ALLEN JONES British, b. 1937

Overview

Allen Jones studied painting and print making at Hornsey College of Art, London, from 1955 to 1959 and at the Royal College of Art, where fellow students included Peter Phillips, David Hockney and R.B. Kitaj. Jones was included in the seminal 1961 “Young Contemporaries” exhibition, credited with launching the British Pop Art movement. He moved to New York in 1964, where he began developing his signature erotic aesthetic.

 

Jones’s work is characterised by its overtly sexual imagery; in traditional male and female power dynamics, fetishes and BDSM practices. His erotic fibreglass sculptures such as Hatstand, Table, and Chair, 1970,—three furniture pieces constructed out of female BDSM mannequins and made famous by their reference in Stanley Kubrick’s 1971 film A Clockwork Orange, were met with strong protests for their perceived misogyny. Whether Jones’s work is celebrating or critiquing is left up to the viewer, with Jones ultimately left successful in his aim to offend and provoke.

 

Jones’s later work gives way to a more nuanced depiction of sexuality; colourfully kitsch scenes explore ideas of cross-dressing, of the dominate female and the submissive male through movement and dance.

 

Aside from the numerous pop art surveys, considered one of the fathers of British Pop, Jones has had many solo exhibitions including at Royal Academy of Arts, London (2014, 2007) and Kunsthalle Tübingen, Germany (2012).
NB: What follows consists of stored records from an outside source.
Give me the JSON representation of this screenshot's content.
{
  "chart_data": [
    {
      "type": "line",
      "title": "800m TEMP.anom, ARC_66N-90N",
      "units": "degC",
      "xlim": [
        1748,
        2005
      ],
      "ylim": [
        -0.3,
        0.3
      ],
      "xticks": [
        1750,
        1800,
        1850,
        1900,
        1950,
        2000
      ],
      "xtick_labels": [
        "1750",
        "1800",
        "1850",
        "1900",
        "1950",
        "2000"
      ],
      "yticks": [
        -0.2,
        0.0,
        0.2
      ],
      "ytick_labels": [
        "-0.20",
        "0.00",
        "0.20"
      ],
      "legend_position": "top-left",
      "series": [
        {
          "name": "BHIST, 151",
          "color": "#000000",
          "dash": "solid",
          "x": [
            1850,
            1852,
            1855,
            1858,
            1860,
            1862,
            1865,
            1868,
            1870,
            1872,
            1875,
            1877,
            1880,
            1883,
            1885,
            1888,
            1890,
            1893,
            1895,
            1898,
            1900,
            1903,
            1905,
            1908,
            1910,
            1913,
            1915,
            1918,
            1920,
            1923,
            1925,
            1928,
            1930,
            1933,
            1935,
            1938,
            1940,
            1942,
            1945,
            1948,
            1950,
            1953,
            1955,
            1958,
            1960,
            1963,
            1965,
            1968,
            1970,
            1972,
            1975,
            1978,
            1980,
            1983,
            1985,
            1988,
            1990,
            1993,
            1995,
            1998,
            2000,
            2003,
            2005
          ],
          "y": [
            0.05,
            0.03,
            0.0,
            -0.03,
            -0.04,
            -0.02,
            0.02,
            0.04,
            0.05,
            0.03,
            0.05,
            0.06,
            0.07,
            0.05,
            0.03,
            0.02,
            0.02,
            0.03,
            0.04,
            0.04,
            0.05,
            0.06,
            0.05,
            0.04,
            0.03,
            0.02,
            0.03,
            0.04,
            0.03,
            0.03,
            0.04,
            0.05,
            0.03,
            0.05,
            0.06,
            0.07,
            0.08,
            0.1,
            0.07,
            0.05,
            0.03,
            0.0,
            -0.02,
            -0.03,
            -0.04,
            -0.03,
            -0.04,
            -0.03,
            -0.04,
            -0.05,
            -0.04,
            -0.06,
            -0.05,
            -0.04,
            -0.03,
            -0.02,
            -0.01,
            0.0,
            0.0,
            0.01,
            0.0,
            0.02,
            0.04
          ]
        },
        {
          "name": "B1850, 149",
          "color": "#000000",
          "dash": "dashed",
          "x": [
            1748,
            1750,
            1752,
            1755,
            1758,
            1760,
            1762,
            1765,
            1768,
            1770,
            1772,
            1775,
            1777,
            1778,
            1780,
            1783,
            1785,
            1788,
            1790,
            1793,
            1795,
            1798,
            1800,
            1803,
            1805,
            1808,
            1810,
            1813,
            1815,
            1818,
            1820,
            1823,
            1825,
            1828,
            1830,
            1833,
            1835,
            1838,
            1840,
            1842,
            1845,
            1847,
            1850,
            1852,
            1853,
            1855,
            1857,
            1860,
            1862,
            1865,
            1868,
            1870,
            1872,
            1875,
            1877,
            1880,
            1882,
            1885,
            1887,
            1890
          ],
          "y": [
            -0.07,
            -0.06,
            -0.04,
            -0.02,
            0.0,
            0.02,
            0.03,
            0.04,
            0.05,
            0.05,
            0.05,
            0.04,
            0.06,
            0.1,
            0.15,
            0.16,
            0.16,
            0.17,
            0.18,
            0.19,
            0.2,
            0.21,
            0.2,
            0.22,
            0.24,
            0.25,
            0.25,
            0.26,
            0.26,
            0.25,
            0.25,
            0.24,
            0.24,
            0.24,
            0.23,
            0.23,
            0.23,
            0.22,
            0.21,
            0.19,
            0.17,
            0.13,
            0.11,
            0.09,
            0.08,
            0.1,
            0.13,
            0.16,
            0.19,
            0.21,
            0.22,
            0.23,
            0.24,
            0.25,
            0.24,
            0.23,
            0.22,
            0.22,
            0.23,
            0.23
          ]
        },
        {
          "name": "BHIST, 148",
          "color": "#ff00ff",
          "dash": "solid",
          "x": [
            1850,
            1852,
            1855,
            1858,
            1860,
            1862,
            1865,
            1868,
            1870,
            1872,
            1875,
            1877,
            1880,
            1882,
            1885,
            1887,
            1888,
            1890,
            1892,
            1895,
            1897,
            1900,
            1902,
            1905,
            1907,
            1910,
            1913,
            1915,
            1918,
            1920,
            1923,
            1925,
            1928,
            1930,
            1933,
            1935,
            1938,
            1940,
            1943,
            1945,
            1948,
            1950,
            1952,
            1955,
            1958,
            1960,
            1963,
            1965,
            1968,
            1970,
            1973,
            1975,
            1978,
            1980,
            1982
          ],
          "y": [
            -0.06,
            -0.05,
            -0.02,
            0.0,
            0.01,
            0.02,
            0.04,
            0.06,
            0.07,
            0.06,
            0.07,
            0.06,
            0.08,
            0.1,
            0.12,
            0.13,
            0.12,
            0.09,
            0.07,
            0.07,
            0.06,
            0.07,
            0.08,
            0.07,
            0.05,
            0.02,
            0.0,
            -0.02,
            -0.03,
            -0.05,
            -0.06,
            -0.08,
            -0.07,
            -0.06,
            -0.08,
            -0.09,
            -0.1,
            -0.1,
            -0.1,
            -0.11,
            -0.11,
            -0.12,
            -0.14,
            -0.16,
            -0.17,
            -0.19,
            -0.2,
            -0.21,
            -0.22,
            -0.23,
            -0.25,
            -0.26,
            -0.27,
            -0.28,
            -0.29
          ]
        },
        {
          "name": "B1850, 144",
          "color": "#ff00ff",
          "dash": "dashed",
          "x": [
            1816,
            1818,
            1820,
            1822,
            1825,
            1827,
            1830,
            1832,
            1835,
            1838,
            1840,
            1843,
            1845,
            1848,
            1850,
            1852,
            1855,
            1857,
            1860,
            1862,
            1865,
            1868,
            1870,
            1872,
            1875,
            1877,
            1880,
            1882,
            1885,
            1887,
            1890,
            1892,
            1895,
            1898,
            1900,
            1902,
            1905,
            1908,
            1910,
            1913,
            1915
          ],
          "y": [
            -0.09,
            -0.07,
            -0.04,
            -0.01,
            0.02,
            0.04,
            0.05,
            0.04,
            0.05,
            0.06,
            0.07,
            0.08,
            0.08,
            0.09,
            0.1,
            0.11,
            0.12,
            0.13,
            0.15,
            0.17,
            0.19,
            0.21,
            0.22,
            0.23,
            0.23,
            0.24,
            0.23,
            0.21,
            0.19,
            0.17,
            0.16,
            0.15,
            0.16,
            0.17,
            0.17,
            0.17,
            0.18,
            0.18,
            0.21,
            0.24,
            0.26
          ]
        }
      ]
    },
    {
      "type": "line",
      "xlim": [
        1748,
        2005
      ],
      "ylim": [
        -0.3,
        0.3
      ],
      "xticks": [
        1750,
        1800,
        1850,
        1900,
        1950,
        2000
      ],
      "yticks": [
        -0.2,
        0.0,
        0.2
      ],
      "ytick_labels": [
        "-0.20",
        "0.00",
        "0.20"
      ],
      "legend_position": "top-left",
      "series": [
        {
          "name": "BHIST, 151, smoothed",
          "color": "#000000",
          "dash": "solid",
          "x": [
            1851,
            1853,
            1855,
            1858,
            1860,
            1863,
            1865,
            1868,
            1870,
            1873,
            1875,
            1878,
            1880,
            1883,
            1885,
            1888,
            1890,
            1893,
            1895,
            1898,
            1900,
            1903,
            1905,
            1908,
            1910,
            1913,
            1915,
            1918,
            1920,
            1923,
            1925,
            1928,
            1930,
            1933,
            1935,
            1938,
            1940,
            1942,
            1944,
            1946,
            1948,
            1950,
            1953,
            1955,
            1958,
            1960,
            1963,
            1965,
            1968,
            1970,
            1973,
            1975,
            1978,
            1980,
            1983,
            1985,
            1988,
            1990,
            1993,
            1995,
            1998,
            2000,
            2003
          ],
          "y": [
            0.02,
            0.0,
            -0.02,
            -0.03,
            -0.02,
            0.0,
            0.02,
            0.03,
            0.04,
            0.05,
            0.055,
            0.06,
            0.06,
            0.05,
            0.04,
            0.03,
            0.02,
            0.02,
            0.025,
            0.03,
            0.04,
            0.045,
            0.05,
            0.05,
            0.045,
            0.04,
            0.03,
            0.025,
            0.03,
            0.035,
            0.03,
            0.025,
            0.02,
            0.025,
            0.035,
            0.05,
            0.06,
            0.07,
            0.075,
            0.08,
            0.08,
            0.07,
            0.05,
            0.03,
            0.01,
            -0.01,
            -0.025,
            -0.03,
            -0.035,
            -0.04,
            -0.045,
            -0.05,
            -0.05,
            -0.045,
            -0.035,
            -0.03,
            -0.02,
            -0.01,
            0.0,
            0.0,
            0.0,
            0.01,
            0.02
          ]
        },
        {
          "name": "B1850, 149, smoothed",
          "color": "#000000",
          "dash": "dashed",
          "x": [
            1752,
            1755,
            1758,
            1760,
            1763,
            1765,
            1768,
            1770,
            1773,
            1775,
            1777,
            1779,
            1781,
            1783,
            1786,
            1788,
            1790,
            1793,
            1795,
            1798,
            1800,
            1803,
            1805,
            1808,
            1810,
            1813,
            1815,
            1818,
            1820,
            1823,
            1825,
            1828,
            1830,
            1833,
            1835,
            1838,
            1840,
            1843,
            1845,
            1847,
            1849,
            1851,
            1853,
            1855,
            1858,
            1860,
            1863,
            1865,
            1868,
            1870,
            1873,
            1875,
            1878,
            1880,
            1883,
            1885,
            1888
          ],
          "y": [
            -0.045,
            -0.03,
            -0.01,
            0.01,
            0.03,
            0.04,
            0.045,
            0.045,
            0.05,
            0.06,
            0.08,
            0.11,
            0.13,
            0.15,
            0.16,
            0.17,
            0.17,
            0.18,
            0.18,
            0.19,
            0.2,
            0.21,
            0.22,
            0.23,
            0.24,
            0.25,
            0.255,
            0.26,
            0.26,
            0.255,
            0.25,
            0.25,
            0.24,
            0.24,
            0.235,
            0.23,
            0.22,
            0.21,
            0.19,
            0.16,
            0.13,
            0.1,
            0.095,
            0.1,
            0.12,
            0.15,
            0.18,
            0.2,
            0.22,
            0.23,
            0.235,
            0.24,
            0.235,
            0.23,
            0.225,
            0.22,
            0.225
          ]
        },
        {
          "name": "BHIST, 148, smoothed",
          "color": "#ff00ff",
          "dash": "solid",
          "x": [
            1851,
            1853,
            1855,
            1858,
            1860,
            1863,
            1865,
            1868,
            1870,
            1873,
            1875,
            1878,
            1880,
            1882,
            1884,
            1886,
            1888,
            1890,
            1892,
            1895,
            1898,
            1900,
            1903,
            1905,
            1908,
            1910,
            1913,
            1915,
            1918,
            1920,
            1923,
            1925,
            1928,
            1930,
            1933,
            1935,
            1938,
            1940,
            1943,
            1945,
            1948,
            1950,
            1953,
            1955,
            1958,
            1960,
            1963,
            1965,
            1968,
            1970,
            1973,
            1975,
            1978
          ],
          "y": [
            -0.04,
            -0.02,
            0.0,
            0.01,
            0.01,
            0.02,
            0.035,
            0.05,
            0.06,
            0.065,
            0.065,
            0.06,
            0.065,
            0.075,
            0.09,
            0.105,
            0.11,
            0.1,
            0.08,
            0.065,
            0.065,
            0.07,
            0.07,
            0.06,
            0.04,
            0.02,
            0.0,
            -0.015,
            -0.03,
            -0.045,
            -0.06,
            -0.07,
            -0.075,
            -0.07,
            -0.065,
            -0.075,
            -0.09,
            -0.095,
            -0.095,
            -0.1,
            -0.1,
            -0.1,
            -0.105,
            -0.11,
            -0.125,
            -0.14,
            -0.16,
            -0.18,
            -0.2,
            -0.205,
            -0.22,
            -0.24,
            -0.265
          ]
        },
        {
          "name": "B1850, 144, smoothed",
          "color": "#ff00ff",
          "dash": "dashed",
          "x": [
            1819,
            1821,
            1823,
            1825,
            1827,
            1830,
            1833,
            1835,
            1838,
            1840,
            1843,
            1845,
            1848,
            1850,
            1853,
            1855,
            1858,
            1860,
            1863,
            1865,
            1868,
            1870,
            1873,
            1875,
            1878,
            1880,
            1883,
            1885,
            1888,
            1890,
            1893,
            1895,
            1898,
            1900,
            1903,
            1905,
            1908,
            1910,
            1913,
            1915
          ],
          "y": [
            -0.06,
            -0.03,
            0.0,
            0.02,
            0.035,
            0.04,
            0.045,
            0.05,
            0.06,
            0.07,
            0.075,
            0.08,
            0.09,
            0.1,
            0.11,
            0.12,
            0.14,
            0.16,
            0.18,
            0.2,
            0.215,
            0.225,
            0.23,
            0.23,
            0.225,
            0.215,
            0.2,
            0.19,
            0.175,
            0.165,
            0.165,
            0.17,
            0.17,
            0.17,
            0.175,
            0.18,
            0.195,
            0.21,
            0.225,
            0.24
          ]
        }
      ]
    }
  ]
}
In ALLEN JONES 1979 a touring retrospective opened at Walker Art Gallery, Liverpool and toured to Serpentine Gallery, London, Sunderland Museum and Art Gallery, Staatliche Kunsthalle, Baden-Baden and Kunsthalle, Bielefeld.

 

His work is held by numerous museum collections including the Tate, London, National Portrait Gallery, London, Stedelijk Museum, Amsterdam, Museum of Modern Art, New York and Nagaoka Museum, Japan. Allen Jones lives and works in London.